Just 44 full days later, she conceded she "cannot deliver the mandate".

Even as she had to make that embarrassing policy U-turn by scrapping her all-important, though highly controversial, mini-Budget, and her cabinet's second-most important minister, home secretary Suella Braverman, quit on Wednesday, she appeared determined to stay on, calling herself a "fighter, not a quitter".

But she announced her resignation the next day, becoming the shortest-serving prime minister in UK history, breaking the previous 118-day record George Canning set in 1827.

Liz Truss' premiership was so short and dramatic that the British media compared it with a wilting head of lettuce, with a tabloid declaring "the lettuce has officially outlasted Liz Truss".

Truss' departure won't make a significant dent in the "normal" functioning of the country. And things are unlikely to be conspicuously different no matter who takes over. After all, no general election is being held.

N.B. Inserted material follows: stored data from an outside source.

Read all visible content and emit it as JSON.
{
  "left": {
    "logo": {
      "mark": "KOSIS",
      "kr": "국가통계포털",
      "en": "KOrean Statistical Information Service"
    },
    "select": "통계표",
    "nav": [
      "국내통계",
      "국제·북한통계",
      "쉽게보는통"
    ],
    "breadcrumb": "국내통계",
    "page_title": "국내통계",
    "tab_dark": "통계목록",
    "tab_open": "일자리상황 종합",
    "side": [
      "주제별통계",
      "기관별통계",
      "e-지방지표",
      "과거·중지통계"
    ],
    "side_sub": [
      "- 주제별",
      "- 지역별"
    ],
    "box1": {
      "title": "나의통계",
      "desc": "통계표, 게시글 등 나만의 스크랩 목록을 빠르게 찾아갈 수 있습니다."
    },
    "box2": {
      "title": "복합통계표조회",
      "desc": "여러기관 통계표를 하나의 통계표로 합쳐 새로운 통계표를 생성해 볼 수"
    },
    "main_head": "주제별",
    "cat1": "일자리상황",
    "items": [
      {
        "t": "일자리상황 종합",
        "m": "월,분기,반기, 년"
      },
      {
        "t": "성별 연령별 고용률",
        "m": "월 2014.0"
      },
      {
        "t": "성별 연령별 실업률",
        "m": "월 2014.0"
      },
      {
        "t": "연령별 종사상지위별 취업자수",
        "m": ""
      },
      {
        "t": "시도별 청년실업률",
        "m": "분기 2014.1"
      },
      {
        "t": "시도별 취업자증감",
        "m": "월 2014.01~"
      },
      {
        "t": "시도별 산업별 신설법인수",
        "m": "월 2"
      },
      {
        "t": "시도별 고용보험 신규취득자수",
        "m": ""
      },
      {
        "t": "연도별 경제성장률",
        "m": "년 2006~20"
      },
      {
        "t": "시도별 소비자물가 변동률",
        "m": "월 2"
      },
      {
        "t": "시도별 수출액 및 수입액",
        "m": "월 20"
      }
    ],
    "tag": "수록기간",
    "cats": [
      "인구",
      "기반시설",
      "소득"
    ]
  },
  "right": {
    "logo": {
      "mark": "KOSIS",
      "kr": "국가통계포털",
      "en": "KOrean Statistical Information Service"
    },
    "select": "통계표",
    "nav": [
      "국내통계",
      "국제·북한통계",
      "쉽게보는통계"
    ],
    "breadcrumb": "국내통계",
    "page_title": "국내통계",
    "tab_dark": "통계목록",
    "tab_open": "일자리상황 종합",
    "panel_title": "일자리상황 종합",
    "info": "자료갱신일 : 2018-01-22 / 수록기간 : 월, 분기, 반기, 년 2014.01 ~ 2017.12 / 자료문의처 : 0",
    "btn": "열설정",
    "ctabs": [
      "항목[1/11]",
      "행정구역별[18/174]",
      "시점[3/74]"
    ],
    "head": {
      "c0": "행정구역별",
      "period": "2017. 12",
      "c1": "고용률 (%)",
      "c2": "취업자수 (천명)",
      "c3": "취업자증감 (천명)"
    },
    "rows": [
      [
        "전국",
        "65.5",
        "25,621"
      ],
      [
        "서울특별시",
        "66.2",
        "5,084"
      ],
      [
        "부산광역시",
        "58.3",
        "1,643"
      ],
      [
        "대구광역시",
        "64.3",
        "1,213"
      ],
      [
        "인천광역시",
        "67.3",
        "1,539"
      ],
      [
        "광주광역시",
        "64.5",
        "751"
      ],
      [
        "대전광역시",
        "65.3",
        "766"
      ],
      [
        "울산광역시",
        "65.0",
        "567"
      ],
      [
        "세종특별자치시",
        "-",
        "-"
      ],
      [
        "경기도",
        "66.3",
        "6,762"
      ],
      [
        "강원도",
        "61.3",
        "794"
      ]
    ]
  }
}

A contest will take place this week within the ruling Conservative Party to decide its next leader, who will by default become the next prime minister. Truss' successor is expected to be in place by Friday. Given the bitterly divided state of the ruling party, however, no one can tell how long the next prime minister may survive the internal squabbling.

As the Conservative Party's political elite scrambles to sustain the seemingly perpetual political merry-go-round, many have expressed concern about the degree of uncertainty and ineptness the country's political leadership has recently demonstrated, with foreign and trade policy continuity triggering prevailing worries.

Australia and India are only two countries that expressed theirs.

Australian Prime Minister Anthony Albanese is worried the turbulence could ruin a deal their countries have finalized but not yet ratified. "I've been in office for five months. I've met two British prime ministers, so far, and I obviously will have contact with a third," he said. And the Indian government is reportedly concerned about Truss' exit catapulting the Indian-UK free trade deal into "a zone of uncertainty".

All over the world, people are trying to figure out what has led to what the Washington Post calls "a disastrous series of self-inflicted wounds" and "political death spiral" that ended Truss' premiership, or what in the words of the Irish Times is "a low moment in the history of British politics".

For her adamant preoccupation with an unrealistic tonic for the UK economy, which her rival for the post Rishi Sunak once called "fairytale", and subsequent poor execution and communication, the outgoing Tory leader should certainly bear the brunt of the blame. She did go, in her own words, "too far, too fast".

But the Sydney Morning Herald may be correct in observing "the debacle highlights a worrying trend evident in many Western democracies — the rise of politicians ill-prepared and ill-suited to high office".